Facts and figures:
- The U.S. insurance industry is the largest in the world in terms of revenue
- Since 2011, the annual revenue in insurance premiums in the U.S. exceeded $1.2 trillion
- The insurance industry contributes close to 40 percent of the GDP of financial institutions
- The insurance industry employs more than 2 million people
The median annual income for an insurance agent in 2016 was $49,990, according to the Bureau of Labor Statistics. That’s just the median, and most people that are interested in getting into the business of owning an insurance agency realize that the earning potential is often much higher.
The insurance business is attractive because it is lucrative. In fact, the U.S. insurance industry is the largest in the world in terms of revenue. And because there will always be a demand for insurance, it’s also a sustainable business. It’s no surprise then, that the demand for insurance agencies generally far outpaces the number of insurance agencies available for sale at any given time.
Let’s take a closer look at the insurance agency sector to see what it’s all about and what trends will impact this industry in the near future.
When considering an insurance agency as a potential business opportunity, would-be owners can take one of two approaches: They can either start an agency from the ground up or buy into a franchise. The world of insurance is dominated by some big players, which is making it tougher for solo agents to compete. Because of this, buying into one of these franchises is often a more appealing and sensible option. In the U.S. the insurance industry is dominated by companies including AIG, MetLife, Prudential Financial, and Allstate. MetLife and Prudential Financial top the list of health insurers when it comes to premiums written. Meanwhile, State Farm, Liberty Mutual, and Allstate hold top spots in property and casualty insurance in the United States.
Adapting to challenges, embracing innovation
If you’re going to be in the insurance business you have to be adaptable. While that’s always been the case, it’s even more so now, thanks to always-changing regulations, as well as the upcoming changes to the tax codes that will impact many business owners starting with the 2018 tax year.
Insurance agency owners will see even more changes related to the rules of engagement in the coming years. More fast-paced changes will also be driven by technological innovations and higher customer expectations relative to convenience and response times. To that end, an uptick in digital prowess and presence will also be essential for those insurance agencies that want to remain competitive.
Connectivity and advanced analytics will allow agencies to narrow the life insurance application-to-closing process from weeks to minutes, for example. This will help to lower onboarding costs and lessen consumer dropout rates. According to a recent report, accelerated underwriting metrics — based on medical data that is available electronically, drug prescription information, and even facial analytics technology — can be used to estimate an applicant’s life expectancy, thereby eliminating traditional medical tests.
“In 2018, the combination of competitive conditions, availability of cost-effective technology, and numbers of independent agents striving for growth and better client service creates the perfect storm to drive significant acceleration in agent digital transformation,” said Jason Walker, managing partner of Smart Harbor, which provides technological expertise and consultation to insurance agencies. “Barriers that once prevented agents from implementing digital technologies have been removed.”
Contending with the costs
As insurers look to grow top-line sales and boost bottom-line profitability they will continue to contend with the common challenges associated with rising interest rates and catastrophe losses. The U.S. insurance industry saw underwriting losses more than double, to $5.1 billion, for the first half of 2017 compared with the year before. And, insurance companies paid out $50 billion in natural disaster claims in 2016 — a figure that will end up being much higher for 2017 due to events including Hurricanes Harvey, Irma and Maria, and wildfires in California.

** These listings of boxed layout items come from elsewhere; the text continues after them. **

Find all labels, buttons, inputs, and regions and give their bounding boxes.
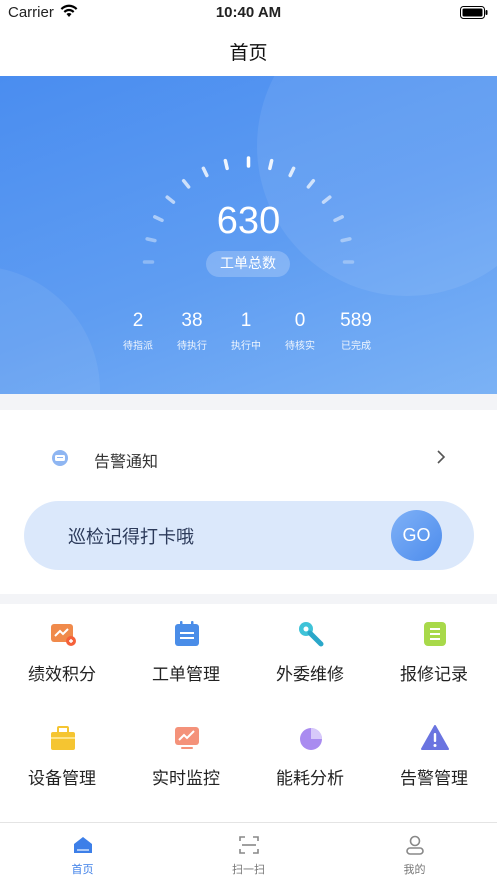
- scan-icon: [239, 836, 259, 854]
- work-order-stats: 2 待指派 38 待执行 1 执行中 0 待核实 589 已完成: [111, 310, 385, 356]
- total-work-orders-label: 工单总数: [206, 251, 290, 277]
- wrench-icon: [299, 622, 324, 647]
- feature-performance-points[interactable]: 绩效积分: [0, 604, 124, 704]
- tab-label: 首页: [71, 863, 94, 876]
- message-icon: [52, 450, 68, 466]
- decor-bubble: [0, 266, 100, 394]
- inspection-checkin-banner[interactable]: 巡检记得打卡哦 GO: [24, 501, 474, 570]
- alarm-notice-row[interactable]: 告警通知: [50, 446, 450, 474]
- stat-completed[interactable]: 589 已完成: [327, 310, 385, 352]
- home-icon: [74, 837, 92, 853]
- gauge-tick: [306, 178, 316, 189]
- feature-realtime-monitoring[interactable]: 实时监控: [124, 708, 248, 808]
- feature-label: 实时监控: [152, 769, 220, 789]
- warning-triangle-icon: [421, 725, 449, 750]
- stat-value: 38: [181, 310, 203, 331]
- stat-pending-verify[interactable]: 0 待核实: [273, 310, 327, 352]
- checkin-text: 巡检记得打卡哦: [68, 527, 194, 548]
- feature-label: 工单管理: [152, 665, 220, 685]
- device-box-icon: [51, 726, 75, 750]
- feature-alarm-management[interactable]: 告警管理: [372, 708, 496, 808]
- monitor-chart-icon: [175, 727, 199, 749]
- gauge-tick: [223, 158, 229, 171]
- tab-profile[interactable]: 我的: [332, 823, 497, 883]
- tab-label: 我的: [403, 863, 426, 876]
- feature-outsourced-repair[interactable]: 外委维修: [248, 604, 372, 704]
- tab-scan[interactable]: 扫一扫: [166, 823, 331, 883]
- nav-bar: 首页: [0, 26, 497, 76]
- stat-value: 1: [240, 310, 252, 331]
- status-time: 10:40 AM: [215, 4, 282, 21]
- page-title: 首页: [229, 42, 268, 64]
- stat-pending-assign[interactable]: 2 待指派: [111, 310, 165, 352]
- stat-label: 执行中: [231, 341, 261, 352]
- feature-label: 能耗分析: [276, 769, 344, 789]
- go-button[interactable]: GO: [391, 510, 442, 561]
- gauge-tick: [201, 166, 209, 178]
- feature-device-management[interactable]: 设备管理: [0, 708, 124, 808]
- total-work-orders-value: 630: [216, 200, 281, 242]
- feature-label: 设备管理: [28, 769, 96, 789]
- tab-home[interactable]: 首页: [0, 823, 165, 883]
- feature-label: 报修记录: [400, 665, 468, 685]
- stat-pending-execute[interactable]: 38 待执行: [165, 310, 219, 352]
- work-order-calendar-icon: [175, 621, 199, 646]
- feature-label: 外委维修: [276, 665, 344, 685]
- notice-card: 告警通知 巡检记得打卡哦 GO: [0, 410, 497, 594]
- chevron-right-icon: [437, 450, 446, 464]
- stat-value: 589: [340, 310, 372, 331]
- gauge-tick: [181, 178, 191, 189]
- battery-icon: [460, 6, 488, 19]
- status-bar: Carrier 10:40 AM: [0, 0, 497, 26]
- performance-points-icon: [51, 624, 76, 646]
- tab-label: 扫一扫: [232, 863, 265, 876]
- bottom-tab-bar: 首页 扫一扫 我的: [0, 822, 497, 883]
- stat-label: 待核实: [285, 341, 315, 352]
- feature-grid: 绩效积分 工单管理 外委维修 报修记录 设备管理 实时监控 能耗分析 告警管理: [0, 604, 497, 822]
- stat-value: 0: [294, 310, 306, 331]
- stat-in-progress[interactable]: 1 执行中: [219, 310, 273, 352]
- profile-icon: [406, 835, 424, 855]
- feature-label: 告警管理: [400, 769, 468, 789]
- feature-label: 绩效积分: [28, 665, 96, 685]
- alarm-notice-text: 告警通知: [94, 452, 159, 471]
- feature-energy-analysis[interactable]: 能耗分析: [248, 708, 372, 808]
- home-screen: Carrier 10:40 AM 首页 630 工单总数 2 待指派 38 待执…: [0, 0, 497, 883]
- gauge-tick: [268, 158, 274, 171]
- stat-label: 已完成: [341, 341, 371, 352]
- stat-label: 待指派: [123, 341, 153, 352]
- gauge-tick: [288, 166, 296, 178]
- repair-record-icon: [424, 622, 446, 646]
- stat-label: 待执行: [177, 341, 207, 352]
- feature-work-order-management[interactable]: 工单管理: [124, 604, 248, 704]
- feature-repair-records[interactable]: 报修记录: [372, 604, 496, 704]
- work-order-dashboard: 630 工单总数 2 待指派 38 待执行 1 执行中 0 待核实 589 已完…: [0, 76, 497, 394]
- stat-value: 2: [132, 310, 144, 331]
- pie-chart-icon: [300, 728, 322, 750]
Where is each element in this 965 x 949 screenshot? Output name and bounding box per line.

The capital and overhead required to start and run an insurance agency is also a major cost consideration. The amount you will need to get started can range from as little as $5,000 to $50,000 or more, depending on where an agency is located, whether it’s independent or part of a franchise, and how the business will operate.
The importance of the personal touch
Because insurance touches so many personal aspects of people’s lives, it’s important that insurance agents know how to interact with their customers to facilitate trust and camaraderie. Following some vital guidelines for better and more personalized service can help agencies to remain competitive and excel.
While there are never any blanket guarantees in business, the insurance sector is one that is set to see ongoing demand and profits. When it comes to how to keep your insurance agency competitive, success and profitability depend on anticipating events, being prepared, adapting to changing circumstances, and offering superior customer service. By doing these things and keeping abreast of trends and changes, insurance agency owners can thrive.